Georges Darien

On m’élève !

- Extrait du roman Le Voleur, chap. II -

   Ce que je méprise, c’est l’existence que je mène, moi ; que je suis condamné à mener pendant des années encore. Instruction, éducation. On m’élève. Oh ! l’ironie de ce mot-là !

   Éducation. La chasse aux instincts. On me reproche mes défauts ; on me fait honte de mes imperfections. Je ne dois pas être comme je suis, mais comme il faut. Pourquoi faut-il ?... On m’incite à suivre les bons exemples ; parce qu’il n’y a que les mauvais qui vous décident à agir. On m’apprend à ne pas tromper les autres ; mais point à ne pas me laisser tromper. On m’inocule la raison — ils appellent ça comme ça — juste à la place du cœur. Mes sentiments violents sont criminels, ou au moins déplacés ; on m’enseigne à les dissimuler. De ma confiance, on fait quelque chose qui mérite d’avoir un nom : la servilité ; de mon orgueil, quelque chose qui ne devrait pas en avoir : le respect humain. Le crâne déprimé par le casque d’airain de la saine philosophie, les pieds alourdis par les brodequins à semelles de plomb dont me chaussent les moralistes, je pourrai décemment, vers mon quatrième lustre, me présenter à mes semblables. J’aurai du savoir-vivre. Je regarderai passer ma vie derrière le carreau brouillé des conventions hypocrites, avec permission de la romantiser un peu, mais défense de la vivre. J’aurai peur. Car il n’y a qu’une chose qu’on m’apprenne ici, je le sais ! On m’apprend à avoir peur.

   Pour que j’aie bien peur des autres et bien peur de moi, pour que je sois un lieu-commun articulé par la résignation et un automate de la souffrance imbécile, il faut que mon être moral primitif, le moi que je suis né, disparaisse.

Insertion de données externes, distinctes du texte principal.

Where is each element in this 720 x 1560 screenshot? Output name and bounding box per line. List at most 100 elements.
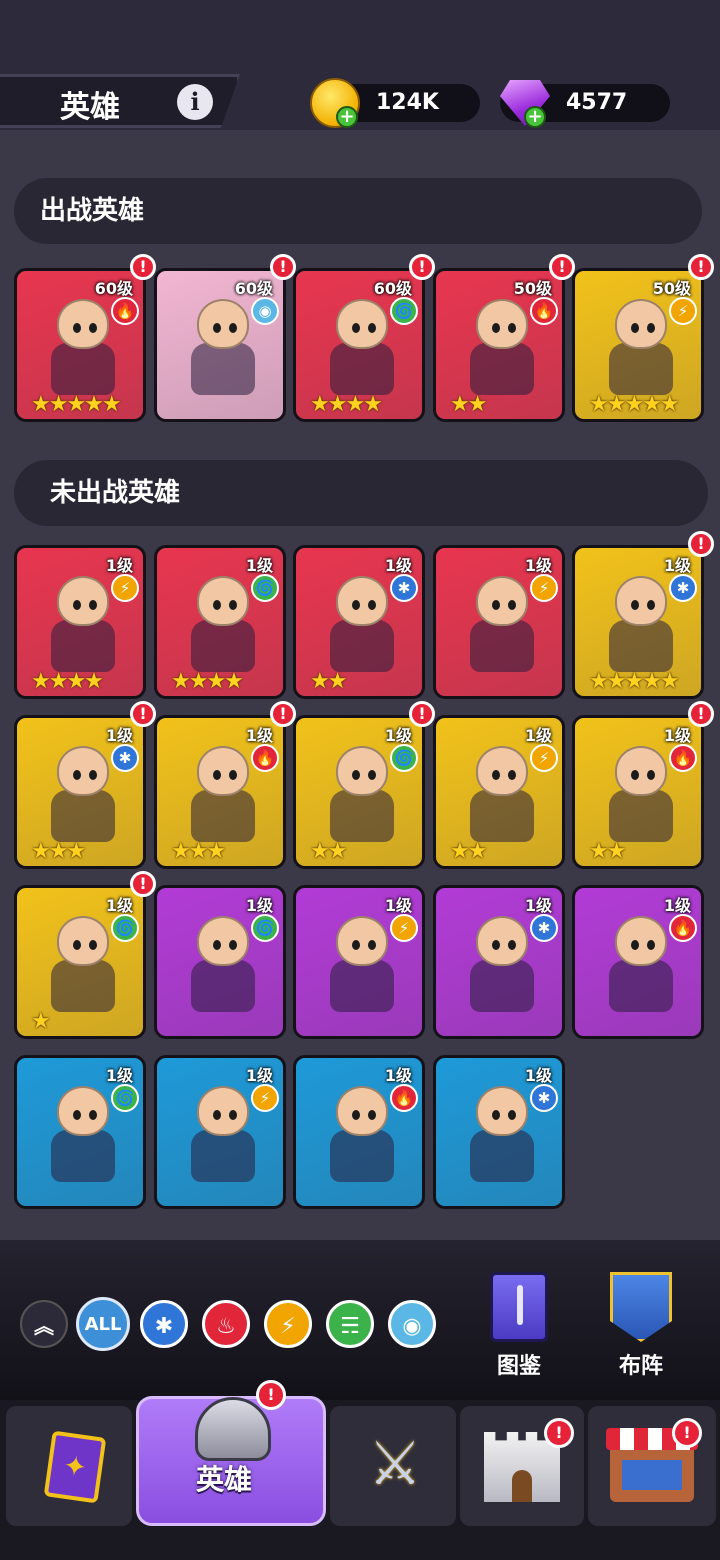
filter-ice-icon[interactable]: ✱ [140,1300,188,1348]
hero-alert-icon: ! [688,254,714,280]
hero-level: 50级 [652,279,691,298]
hero-stars: ★★ [450,392,487,417]
hero-stars: ★★★ [171,839,226,864]
hero-card[interactable]: 1级 ⚡ [433,545,565,699]
wind-element-icon: 🌀 [390,744,418,772]
hero-card[interactable]: 1级 ✱ [433,885,565,1039]
card-icon: ✦ [43,1430,107,1504]
hero-card[interactable]: 1级 ✱ ★★★★★ [572,545,704,699]
hero-alert-icon: ! [130,701,156,727]
formation-button[interactable]: 布阵 [596,1268,686,1379]
hero-level: 60级 [373,279,412,298]
hero-alert-icon: ! [688,701,714,727]
hero-card[interactable]: 1级 ✱ [433,1055,565,1209]
fire-element-icon: 🔥 [111,297,139,325]
hero-card[interactable]: 60级 🌀 ★★★★ [293,268,425,422]
ice-element-icon: ✱ [530,914,558,942]
info-icon[interactable]: i [177,84,213,120]
lightning-element-icon: ⚡ [251,1084,279,1112]
hero-level: 1级 [105,726,133,745]
hero-level: 1级 [105,896,133,915]
hero-level: 1级 [105,556,133,575]
wind-element-icon: 🌀 [251,574,279,602]
wind-element-icon: 🌀 [251,914,279,942]
deployed-section-title: 出战英雄 [40,196,145,226]
fire-element-icon: 🔥 [530,297,558,325]
hero-level: 60级 [234,279,273,298]
hero-card[interactable]: 50级 ⚡ ★★★★★ [572,268,704,422]
hero-card[interactable]: 1级 ⚡ ★★★★ [14,545,146,699]
hero-card[interactable]: 1级 🌀 [154,885,286,1039]
shield-sword-icon [610,1272,672,1342]
filter-all-label: ALL [84,1314,122,1335]
codex-button[interactable]: 图鉴 [474,1268,564,1379]
wind-element-icon: 🌀 [111,914,139,942]
hero-stars: ★★★★ [171,669,244,694]
hero-level: 1级 [663,726,691,745]
fire-element-icon: 🔥 [669,744,697,772]
nav-tab-battle[interactable]: ⚔ [330,1406,456,1526]
hero-card[interactable]: 50级 🔥 ★★ [433,268,565,422]
ice-element-icon: ✱ [111,744,139,772]
hero-alert-icon: ! [130,871,156,897]
filter-all-button[interactable]: ALL [76,1297,130,1351]
hero-card[interactable]: 1级 🌀 [14,1055,146,1209]
filter-fire-icon[interactable]: ♨ [202,1300,250,1348]
hero-card[interactable]: 60级 ◉ [154,268,286,422]
hero-level: 1级 [524,556,552,575]
add-gems-plus-icon[interactable]: + [524,106,546,128]
hero-card[interactable]: 1级 🌀 ★★★★ [154,545,286,699]
lightning-element-icon: ⚡ [669,297,697,325]
nav-tab-cards[interactable]: ✦ [6,1406,132,1526]
hero-stars: ★★★★ [31,669,104,694]
deployed-section-header: 出战英雄 [14,178,702,244]
hero-alert-icon: ! [270,254,296,280]
hero-card[interactable]: 1级 🌀 ★ [14,885,146,1039]
page-title: 英雄 [60,90,120,125]
hero-card[interactable]: 1级 ✱ ★★★ [14,715,146,869]
filter-wind-icon[interactable]: ☴ [326,1300,374,1348]
hero-stars: ★★ [310,839,347,864]
lightning-element-icon: ⚡ [530,744,558,772]
hero-card[interactable]: 1级 ⚡ ★★ [433,715,565,869]
hero-alert-icon: ! [409,254,435,280]
hero-level: 1级 [663,556,691,575]
filter-eye-icon[interactable]: ◉ [388,1300,436,1348]
collapse-chevron-icon[interactable]: ︽ [20,1300,68,1348]
hero-card[interactable]: 1级 🔥 [572,885,704,1039]
hero-level: 1级 [384,896,412,915]
lightning-element-icon: ⚡ [111,574,139,602]
fire-element-icon: 🔥 [251,744,279,772]
hero-card[interactable]: 1级 🔥 [293,1055,425,1209]
undeployed-section-title: 未出战英雄 [50,478,181,508]
hero-level: 1级 [524,1066,552,1085]
hero-level: 1级 [245,556,273,575]
ice-element-icon: ✱ [390,574,418,602]
hero-card[interactable]: 1级 ⚡ [293,885,425,1039]
hero-alert-icon: ! [688,531,714,557]
hero-card[interactable]: 1级 🔥 ★★ [572,715,704,869]
wind-element-icon: 🌀 [111,1084,139,1112]
hero-card[interactable]: 1级 🌀 ★★ [293,715,425,869]
hero-stars: ★★ [310,669,347,694]
undeployed-section-header: 未出战英雄 [14,460,708,526]
filter-lightning-icon[interactable]: ⚡ [264,1300,312,1348]
add-coins-plus-icon[interactable]: + [336,106,358,128]
hero-card[interactable]: 1级 🔥 ★★★ [154,715,286,869]
hero-level: 1级 [245,1066,273,1085]
fire-element-icon: 🔥 [669,914,697,942]
hero-level: 50级 [513,279,552,298]
eye-element-icon: ◉ [251,297,279,325]
hero-card[interactable]: 1级 ✱ ★★ [293,545,425,699]
coin-amount: 124K [376,90,439,115]
lightning-element-icon: ⚡ [390,914,418,942]
gem-amount: 4577 [566,90,628,115]
hero-level: 1级 [524,726,552,745]
hero-level: 1级 [384,556,412,575]
nav-castle-alert-icon: ! [544,1418,574,1448]
hero-card[interactable]: 1级 ⚡ [154,1055,286,1209]
hero-card[interactable]: 60级 🔥 ★★★★★ [14,268,146,422]
ice-element-icon: ✱ [530,1084,558,1112]
hero-level: 1级 [384,1066,412,1085]
ice-element-icon: ✱ [669,574,697,602]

Il faut que mon caractère soit brisé, meurtri, enseveli. Si j’en ai besoin plus tard, de mon caractère — pour me défendre, si je suis riche et pour attaquer, si je suis pauvre — il faudra que je l’exhume. Il revivra tout à coup, le vieil homme qui sera mort en moi — et tant pis pour moi si c’est un épouvantail qui gisait sous la dalle ; et tant pis pour les autres si c’est un revenant dont le suaire ligotait les poings crispés, et qui a pleuré dans la tombe !

   Et souvent, il n’y a plus rien derrière la pierre du sépulcre, La bière est vide, la bière qu’on ouvre avec angoisse. Et quelquefois, c’est plus lugubre encore.

   Les rivières claires qui traversent les villes naissantes... On jette un pont dessus, d’abord ; puis deux, puis trois ; puis on les couvre entièrement. On n’en voit plus les flots limpides ; on n’en entend plus le murmure ; on en oublie même l’existence. Dans la nuit que lui font les voûtes, entre les murs de pierre qui l’étreignent, le ruisseau coule toujours, pourtant. Son eau pure, c’est de la fange ; ses flots qui chantaient au soleil grondent dans l’ombre ; il n’emporte plus les fleurs des plantes, il charrie les ordures des hommes. Ce n’est plus une rivière ; c’est un égout.

   Je ne suis pas le seul, sans doute, à avoir deviné la tendance malfaisante d’un système qui poursuit, avec le knout du respect, l’unité dans la platitude. L’enfant a l’orgueil de sa personnalité et le fier entêtement de ce qu’on appelle ses mauvais instincts. L’ironie n’est pas rare chez lui ; et il se venge par sa moquerie, toujours juste, du personnage ou de la doctrine qui cherche à peser sur lui. Mais la raillerie n’est pas assez forte pour la lutte. De là ce mélange de douceur et d’amertume, de patience et de méchanceté, de confiance large et de doute pénible que je remarque chez plusieurs de mes camarades — toujours enfants très heureux ou très malheureux dans leurs familles — et qui se résout dans une tristesse noire et une inquiétude nostalgique. Non, le sarcasme ne suffit point. Ce n’est pas en secouant ses branches que le jeune arbre peut se débarrasser de la liane qui l’étouffe ; il faut une hache pour couper la plante meurtrière, et cette hache, c’est la Nécessité qui la tient. C’est elle qui m’a délivré. Il y a une chose que je sais et qu’aucun de mes camarades ne sait encore : je sais qu’il faut vivre.